Well, the way to not have a direct confrontation with Russia is to make sure that
Russia is deterred from perhaps expanding this war into places where we have an Article 5
commitment, like Poland. The way to avoid escalation with Russia is to show Vladimir
Putin that he cannot win on the aggression that he has carried out. And we're not talking here about giving the
Ukrainians the means to march to Moscow. We're talking about the means to protect, defend,
and in fact, take back some of the territory that the Russians have illegally seized and decided to
make Russia. Before we hung up, Rice reminded me of the history,
that the U.S. has learned the hard way what can happen when attacks on the international order
go unanswered.
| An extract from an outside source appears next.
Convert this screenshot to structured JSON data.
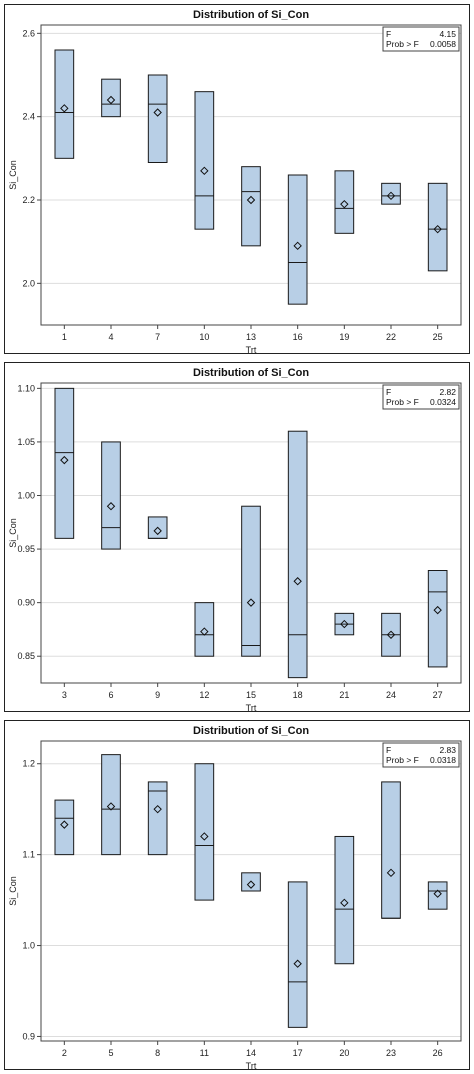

We just never done very well when we assumed that either these struggles would go
away or we would be kept out of them. We did think that in 1914. We did think that in 1941 until
Pearl Harbor. We did think that until 2001 when it came to our own shores. And so, yes,
it's a heavy burden, but we are the only power that shares the values and the interests of
an international system that protects freedom, that protects the weaker from the stronger.
And we are not this time being asked to spill American blood to do that.
That was Condoleezza Rice, U.S. Secretary of State in the George W. Bush administration.
Earlier in this episode, you heard reporting from NPR's Eleanor Beardsley
on NATO weapons deliveries to Ukraine.
It's Consider This from NPR. I'm Mary Louise Kelly.